For these past two weeks, I feel I won’t move. It makes me wonder how birds can go through clouds and fog and all the natural things that the world has set them up against and still know in their heart where they’re going; is it worth it? I hope it is. In this long tunnel I’ve trudged through in search for light, the one thing that’s been certain to me is that Darren has been beside me; but now the only thing I’m walking beside is his betrayal. I’ve touched the light that tunnels bring- to know Cherrie is to know light exists. She believes in God; I believe that one day I feel I’ll be able to stop trudging all together. Darren believed that, supposedly, there’s a great big light at the end, but if I choose to believe that, I’m scared that Darren’s silhouette won’t be at the end waiting for me.
However, my anguish for him has given me reason enough to keep going; when you live in a bell all you know are the ringings of chaos, when you live in a tunnel all you know is the continuous trudge. Living like we have, to know and recognize what Darren went through like the back of my hand, it makes you that much more appreciative when there’s a crack, when there’s stillness, when there’s light- even if you have to get up and create that yourself sometimes.
My bus rolls to a stop as I look out the window to look for Cherrie- my crack in my bell, my music in my ears, my light in my tunnel. As much as I wish it wasn’t, my conscious is a disease I’ve caried. I won’t be selfish like Darren and take myself from Cherrie. I know now that even Nicole must be suffering- but not even this would make me reach out to her.

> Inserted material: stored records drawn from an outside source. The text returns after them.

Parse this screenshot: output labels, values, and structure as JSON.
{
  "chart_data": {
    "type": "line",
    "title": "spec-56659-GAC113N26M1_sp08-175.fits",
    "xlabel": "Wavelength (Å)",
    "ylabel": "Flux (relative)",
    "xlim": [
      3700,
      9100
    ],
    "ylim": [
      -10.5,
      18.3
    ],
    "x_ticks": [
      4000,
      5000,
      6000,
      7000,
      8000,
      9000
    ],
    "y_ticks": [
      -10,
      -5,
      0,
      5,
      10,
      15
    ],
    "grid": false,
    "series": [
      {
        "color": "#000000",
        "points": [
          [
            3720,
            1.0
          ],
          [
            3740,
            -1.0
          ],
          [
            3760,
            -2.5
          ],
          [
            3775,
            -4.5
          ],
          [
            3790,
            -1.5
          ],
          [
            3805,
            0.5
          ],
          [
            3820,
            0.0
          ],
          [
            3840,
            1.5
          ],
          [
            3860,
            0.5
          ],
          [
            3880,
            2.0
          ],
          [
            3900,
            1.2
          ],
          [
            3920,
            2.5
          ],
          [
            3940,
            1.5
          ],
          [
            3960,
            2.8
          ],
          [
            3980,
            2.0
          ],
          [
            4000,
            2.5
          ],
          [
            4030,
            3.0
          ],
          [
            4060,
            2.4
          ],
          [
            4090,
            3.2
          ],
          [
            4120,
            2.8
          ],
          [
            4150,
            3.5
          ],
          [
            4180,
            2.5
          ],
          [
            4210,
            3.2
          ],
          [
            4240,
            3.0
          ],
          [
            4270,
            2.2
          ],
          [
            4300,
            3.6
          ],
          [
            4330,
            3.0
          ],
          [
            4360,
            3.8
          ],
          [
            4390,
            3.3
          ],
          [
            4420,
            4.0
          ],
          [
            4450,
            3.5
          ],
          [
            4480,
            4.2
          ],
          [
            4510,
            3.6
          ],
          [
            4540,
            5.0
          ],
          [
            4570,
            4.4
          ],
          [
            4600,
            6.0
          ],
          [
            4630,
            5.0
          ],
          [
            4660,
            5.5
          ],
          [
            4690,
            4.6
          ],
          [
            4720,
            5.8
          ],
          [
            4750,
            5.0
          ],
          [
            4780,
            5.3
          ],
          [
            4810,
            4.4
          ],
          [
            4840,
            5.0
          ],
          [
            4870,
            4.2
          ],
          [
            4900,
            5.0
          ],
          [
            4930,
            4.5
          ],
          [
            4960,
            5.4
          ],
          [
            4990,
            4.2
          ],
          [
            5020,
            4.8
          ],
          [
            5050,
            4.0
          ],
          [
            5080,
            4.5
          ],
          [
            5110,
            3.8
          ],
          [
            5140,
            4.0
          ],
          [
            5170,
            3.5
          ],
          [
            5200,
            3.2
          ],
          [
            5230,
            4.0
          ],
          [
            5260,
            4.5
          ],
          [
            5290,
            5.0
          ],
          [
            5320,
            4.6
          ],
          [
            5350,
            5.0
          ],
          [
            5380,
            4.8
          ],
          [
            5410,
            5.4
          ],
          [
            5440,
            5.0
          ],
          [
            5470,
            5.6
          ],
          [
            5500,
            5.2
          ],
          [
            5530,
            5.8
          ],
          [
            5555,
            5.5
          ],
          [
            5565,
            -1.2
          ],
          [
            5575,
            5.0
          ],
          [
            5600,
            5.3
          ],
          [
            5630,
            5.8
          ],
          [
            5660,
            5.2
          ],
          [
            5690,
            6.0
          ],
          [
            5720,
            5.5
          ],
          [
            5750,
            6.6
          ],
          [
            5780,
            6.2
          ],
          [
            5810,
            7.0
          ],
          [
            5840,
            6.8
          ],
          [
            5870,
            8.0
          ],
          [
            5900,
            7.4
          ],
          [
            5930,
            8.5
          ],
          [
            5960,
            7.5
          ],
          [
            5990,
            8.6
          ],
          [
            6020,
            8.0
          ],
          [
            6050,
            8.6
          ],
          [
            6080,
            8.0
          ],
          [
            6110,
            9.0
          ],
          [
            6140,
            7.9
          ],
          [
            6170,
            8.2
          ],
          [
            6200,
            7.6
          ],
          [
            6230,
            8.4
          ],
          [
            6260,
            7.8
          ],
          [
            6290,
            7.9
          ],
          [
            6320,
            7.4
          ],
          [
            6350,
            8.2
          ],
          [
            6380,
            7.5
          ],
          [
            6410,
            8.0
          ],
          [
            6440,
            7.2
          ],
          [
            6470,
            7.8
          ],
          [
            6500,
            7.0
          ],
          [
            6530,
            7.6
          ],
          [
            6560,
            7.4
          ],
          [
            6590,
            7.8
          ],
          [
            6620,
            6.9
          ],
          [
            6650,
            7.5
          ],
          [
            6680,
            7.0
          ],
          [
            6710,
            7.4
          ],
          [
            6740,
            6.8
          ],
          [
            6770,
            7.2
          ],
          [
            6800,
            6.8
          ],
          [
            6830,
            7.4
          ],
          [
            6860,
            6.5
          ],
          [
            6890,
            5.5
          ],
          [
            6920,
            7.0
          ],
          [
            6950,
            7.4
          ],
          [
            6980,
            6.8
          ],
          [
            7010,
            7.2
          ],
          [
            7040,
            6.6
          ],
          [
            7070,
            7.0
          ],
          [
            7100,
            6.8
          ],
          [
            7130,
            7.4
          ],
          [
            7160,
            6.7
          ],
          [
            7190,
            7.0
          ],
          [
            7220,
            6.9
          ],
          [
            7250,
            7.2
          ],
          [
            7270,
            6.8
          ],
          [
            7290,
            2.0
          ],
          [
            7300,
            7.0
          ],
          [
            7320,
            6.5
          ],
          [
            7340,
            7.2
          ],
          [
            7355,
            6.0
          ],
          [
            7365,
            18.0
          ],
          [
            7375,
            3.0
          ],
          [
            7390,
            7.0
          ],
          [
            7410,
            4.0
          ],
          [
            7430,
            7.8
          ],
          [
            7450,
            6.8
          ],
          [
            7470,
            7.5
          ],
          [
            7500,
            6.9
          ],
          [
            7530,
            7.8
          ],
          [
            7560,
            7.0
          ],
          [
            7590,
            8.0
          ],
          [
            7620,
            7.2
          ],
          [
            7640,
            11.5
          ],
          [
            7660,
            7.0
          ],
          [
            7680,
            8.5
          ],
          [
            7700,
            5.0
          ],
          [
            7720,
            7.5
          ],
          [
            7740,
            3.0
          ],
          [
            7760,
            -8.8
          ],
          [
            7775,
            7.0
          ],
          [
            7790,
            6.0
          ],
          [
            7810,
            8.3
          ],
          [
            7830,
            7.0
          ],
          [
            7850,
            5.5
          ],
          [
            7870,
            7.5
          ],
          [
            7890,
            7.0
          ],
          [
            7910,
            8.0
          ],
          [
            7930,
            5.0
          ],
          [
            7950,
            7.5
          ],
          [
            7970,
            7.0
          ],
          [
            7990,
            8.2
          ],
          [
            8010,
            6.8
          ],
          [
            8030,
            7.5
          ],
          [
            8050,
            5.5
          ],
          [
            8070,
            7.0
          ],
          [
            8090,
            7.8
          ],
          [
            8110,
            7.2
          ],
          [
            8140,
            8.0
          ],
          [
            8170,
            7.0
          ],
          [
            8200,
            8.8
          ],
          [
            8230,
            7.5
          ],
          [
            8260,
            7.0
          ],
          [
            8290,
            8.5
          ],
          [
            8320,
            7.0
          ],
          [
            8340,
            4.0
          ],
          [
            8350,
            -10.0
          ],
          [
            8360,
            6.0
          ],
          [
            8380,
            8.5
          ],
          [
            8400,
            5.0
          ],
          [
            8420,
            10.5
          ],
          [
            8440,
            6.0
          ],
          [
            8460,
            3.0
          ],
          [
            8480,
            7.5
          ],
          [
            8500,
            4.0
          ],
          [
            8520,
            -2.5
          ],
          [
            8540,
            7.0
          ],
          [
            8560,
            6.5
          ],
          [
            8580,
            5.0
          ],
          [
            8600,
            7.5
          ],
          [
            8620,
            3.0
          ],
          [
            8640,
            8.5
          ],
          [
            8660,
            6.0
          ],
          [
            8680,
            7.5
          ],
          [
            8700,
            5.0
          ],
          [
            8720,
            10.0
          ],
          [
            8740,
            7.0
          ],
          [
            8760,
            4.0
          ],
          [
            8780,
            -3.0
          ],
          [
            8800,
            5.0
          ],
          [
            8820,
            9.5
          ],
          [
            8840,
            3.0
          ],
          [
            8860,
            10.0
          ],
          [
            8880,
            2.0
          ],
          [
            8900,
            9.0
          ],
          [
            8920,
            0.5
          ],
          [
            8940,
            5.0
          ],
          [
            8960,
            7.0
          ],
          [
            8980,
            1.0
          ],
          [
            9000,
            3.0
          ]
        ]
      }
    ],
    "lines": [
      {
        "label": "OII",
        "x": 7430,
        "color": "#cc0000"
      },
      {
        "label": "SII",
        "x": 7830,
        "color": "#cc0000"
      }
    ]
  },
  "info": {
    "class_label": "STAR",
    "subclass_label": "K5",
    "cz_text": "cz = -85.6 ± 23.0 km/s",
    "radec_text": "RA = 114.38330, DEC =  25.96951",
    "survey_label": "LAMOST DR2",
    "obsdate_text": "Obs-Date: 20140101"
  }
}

I don’t even think as my legs automatically take me to her- but I’m stopped. A flurry of children smelling of chlorine that drips off their bathing suits and down, down onto the black floor of the public transportation, feet and hands naked and wrinkled without care; only the bliss a pool offers. They rush past me, and a part of me wants them to stop. Wants me to beg them to never grow up, wants me to hold their tiny, wrinkled hands and guide them back to the chlorinated paradise they’re coming from- maybe Darren will be there..
But I don’t.
I can’t.
There are many doors death may come through, but as my arms wrap around Cherrie, her cherry perfume filling my nose, I’ve come to know that I’m also able to bring light to other people’s tunnels- even if my own has felt fogged; because even in a tunnel, a flower will seek light.
I will choose to create it myself, if I have to.